Теперь она, похоже, и сама поняла, что лучше беседовать, нежели предаваться бурному отчаянию.

– Я узнала Брюса, когда Чаянов и Брюс познакомились на русской службе. Да, я была любовницей их обоих…

– Они дурно поступили с вами! – вырвалось у меня невольно…

Вот это была неосторожная фраза.

– Дурно поступили?! – переспросила она. И повторила: – Дурно поступили!..

Я подумала, что сейчас она опять закричит, запричитает. Так оно и случилось.

– Мерзавцы! – кричала она. – Мерзавцы! Подлецы!.. Родную мать! Родную мать!..

– Чья же вы мать? – поспешно перебила я. – Господина Брюса или господина Чаянова?

– Я – мать части сознания Чаянова, – сказала она просто… И мне снова показалось, что она была прежде молодой девушкой и что сейчас она всхлипнула. Я искренне жалела ее. В конце концов мы обе теперь сделались частью одного существа!..

– Возьмите себя в руки, успокойтесь! Спокойствие – это единственное, что нам с вами остается!

Она продолжала рыдать внутри моего сознания.

– Лейла! – внезапно догадалась я. – Ты, должно быть, впервые оказалась в таком положении?

Да, несомненно она снова всхлипнула. Я терпеливо ждала ответа.

– Нет, – пробормотала она, – это происходит не в первый раз. Но вы… ты… еще не знаешь… не знаете, как это ужасно!..

Для меня это впервые, – решилась возразить я, – и не могу сказать, чтобы мне сейчас было хорошо! Если с тобой, Лейла, это происходит не впервые, то будь же внимательна ко мне, просвети бедняжку, для которой все происходящее в новинку!.. – И проговорив сию тираду, я не удержалась от легчайшего смешка…
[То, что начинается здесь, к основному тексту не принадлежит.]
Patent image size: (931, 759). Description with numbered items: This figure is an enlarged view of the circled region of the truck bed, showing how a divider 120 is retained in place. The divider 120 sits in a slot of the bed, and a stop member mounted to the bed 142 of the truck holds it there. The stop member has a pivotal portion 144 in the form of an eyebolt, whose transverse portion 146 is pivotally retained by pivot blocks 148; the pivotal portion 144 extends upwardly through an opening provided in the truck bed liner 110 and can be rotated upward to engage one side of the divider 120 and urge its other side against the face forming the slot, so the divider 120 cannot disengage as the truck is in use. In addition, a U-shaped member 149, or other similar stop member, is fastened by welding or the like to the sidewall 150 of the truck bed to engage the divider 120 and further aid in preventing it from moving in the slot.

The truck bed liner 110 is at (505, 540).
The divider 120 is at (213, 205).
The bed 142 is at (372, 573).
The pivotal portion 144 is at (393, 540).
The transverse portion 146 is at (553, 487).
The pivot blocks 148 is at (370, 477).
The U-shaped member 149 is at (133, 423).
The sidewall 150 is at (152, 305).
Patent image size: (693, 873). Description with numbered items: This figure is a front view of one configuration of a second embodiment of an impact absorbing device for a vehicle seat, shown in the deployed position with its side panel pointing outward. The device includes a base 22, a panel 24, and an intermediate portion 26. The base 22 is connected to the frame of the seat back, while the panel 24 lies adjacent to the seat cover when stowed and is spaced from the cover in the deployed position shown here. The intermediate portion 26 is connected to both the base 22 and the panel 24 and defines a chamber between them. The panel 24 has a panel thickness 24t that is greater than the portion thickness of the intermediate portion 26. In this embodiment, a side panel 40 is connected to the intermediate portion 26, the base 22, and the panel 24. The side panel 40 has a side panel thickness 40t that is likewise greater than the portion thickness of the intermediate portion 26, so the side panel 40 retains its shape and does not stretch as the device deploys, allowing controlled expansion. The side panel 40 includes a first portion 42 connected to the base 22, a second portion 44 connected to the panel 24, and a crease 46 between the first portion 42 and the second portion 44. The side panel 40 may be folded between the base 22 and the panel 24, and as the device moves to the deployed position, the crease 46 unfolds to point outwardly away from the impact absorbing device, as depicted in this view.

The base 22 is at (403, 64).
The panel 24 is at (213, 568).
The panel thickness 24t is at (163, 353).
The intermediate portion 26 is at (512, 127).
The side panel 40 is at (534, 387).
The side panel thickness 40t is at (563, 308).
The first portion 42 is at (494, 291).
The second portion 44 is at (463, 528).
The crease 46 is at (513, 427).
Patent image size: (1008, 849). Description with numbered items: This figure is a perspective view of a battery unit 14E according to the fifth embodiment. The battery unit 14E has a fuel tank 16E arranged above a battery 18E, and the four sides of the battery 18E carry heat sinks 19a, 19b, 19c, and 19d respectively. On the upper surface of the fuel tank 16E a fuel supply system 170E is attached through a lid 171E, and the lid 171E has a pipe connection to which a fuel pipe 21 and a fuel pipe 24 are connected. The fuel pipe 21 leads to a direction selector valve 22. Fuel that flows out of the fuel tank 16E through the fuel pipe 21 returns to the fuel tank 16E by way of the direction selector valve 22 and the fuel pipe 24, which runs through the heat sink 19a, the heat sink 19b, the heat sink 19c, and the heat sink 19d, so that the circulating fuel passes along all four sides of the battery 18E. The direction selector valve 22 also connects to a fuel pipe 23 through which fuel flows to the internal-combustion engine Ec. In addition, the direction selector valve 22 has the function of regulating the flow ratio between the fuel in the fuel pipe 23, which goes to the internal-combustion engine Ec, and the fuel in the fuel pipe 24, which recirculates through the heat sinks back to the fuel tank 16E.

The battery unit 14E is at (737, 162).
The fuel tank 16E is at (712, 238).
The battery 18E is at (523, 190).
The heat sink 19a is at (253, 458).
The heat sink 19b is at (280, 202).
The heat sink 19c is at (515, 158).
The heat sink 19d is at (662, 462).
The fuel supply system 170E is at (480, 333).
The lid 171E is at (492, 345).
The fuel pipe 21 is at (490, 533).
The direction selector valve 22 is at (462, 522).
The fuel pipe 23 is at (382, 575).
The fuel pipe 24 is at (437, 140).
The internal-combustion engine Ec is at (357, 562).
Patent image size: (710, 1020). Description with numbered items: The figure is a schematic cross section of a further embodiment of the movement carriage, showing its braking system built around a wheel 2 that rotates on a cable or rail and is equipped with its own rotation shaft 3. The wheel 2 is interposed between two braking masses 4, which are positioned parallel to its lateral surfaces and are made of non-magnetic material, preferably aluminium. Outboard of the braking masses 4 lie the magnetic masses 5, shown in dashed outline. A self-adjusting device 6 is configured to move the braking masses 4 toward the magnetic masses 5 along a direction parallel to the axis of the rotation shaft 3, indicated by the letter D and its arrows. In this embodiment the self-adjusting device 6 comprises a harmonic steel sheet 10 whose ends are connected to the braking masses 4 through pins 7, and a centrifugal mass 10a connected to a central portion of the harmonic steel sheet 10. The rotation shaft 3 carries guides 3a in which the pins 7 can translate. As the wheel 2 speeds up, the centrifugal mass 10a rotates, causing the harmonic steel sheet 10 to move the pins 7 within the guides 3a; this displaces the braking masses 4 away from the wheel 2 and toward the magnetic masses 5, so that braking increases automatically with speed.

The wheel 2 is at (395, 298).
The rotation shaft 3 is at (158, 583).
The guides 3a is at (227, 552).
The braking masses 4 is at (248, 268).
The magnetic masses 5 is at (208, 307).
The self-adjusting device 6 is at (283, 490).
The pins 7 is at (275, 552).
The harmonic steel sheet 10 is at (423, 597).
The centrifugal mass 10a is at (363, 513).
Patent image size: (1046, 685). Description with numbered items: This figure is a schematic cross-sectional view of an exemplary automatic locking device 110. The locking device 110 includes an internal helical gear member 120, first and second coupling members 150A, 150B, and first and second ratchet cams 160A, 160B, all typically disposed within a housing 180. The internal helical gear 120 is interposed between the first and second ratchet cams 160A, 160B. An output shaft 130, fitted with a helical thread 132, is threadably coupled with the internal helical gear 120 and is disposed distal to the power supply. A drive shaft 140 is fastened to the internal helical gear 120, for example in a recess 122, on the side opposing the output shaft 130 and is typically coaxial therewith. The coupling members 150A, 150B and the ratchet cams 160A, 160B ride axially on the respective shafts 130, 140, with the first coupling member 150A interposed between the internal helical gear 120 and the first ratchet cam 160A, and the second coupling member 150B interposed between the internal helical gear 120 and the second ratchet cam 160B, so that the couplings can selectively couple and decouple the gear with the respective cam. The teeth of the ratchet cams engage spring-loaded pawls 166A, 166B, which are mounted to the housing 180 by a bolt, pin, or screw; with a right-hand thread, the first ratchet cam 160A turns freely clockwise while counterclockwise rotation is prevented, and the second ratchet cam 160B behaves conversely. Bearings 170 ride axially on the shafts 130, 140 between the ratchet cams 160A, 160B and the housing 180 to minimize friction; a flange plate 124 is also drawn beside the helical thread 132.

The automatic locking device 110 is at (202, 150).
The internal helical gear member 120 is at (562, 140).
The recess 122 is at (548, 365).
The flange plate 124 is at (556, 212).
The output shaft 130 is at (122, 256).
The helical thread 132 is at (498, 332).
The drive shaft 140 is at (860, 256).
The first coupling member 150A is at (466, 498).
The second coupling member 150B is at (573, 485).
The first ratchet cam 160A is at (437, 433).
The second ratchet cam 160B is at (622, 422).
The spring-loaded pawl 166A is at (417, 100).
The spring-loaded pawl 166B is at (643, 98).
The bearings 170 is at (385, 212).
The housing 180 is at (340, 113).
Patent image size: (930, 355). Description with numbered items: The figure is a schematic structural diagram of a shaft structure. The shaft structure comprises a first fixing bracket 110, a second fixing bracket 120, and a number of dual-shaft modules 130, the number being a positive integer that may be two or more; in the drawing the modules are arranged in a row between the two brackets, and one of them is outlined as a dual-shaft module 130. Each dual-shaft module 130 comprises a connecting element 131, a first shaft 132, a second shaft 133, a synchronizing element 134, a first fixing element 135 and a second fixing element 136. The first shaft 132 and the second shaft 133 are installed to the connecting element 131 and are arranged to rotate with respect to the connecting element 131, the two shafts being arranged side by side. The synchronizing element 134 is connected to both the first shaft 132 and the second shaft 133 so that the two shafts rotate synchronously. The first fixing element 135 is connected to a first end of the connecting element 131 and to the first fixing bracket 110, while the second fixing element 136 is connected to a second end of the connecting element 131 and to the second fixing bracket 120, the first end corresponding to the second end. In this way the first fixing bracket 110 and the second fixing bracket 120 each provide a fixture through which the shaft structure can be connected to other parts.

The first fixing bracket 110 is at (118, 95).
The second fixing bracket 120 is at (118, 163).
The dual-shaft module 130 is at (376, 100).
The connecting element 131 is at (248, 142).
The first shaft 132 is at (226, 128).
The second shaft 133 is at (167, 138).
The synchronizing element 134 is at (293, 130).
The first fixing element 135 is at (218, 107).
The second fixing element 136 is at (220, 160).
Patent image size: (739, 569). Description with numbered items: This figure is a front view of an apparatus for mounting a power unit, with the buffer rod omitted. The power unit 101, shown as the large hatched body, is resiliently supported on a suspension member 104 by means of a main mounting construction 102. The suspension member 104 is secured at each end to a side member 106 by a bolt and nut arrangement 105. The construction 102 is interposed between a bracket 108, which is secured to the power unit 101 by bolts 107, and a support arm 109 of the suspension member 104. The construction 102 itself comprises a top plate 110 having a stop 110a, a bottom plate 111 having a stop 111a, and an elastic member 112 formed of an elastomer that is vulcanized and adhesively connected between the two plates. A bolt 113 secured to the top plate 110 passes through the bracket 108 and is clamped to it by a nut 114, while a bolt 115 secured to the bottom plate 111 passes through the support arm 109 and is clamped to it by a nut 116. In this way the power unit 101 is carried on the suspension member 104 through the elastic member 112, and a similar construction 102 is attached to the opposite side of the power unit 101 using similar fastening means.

Лейла также начала успокаиваться, я это чувствовала.

– Подлецы! – снова сказала она, но в ее голосе уже не слышалось отчаяния.

– Разумеется, Брюс и Чаянов не могут считаться людьми высокой нравственности, – поддержала я мою собеседницу, – но мне отчего-то кажется, что и мы с вами, милая Лейла, не самые нравственные в мире особы!..

А надо сказать, я все еще не понимала, на каком языке мы ведем беседу…

– Вы… ты, Лейла, говоришь по-французски? – спросила я.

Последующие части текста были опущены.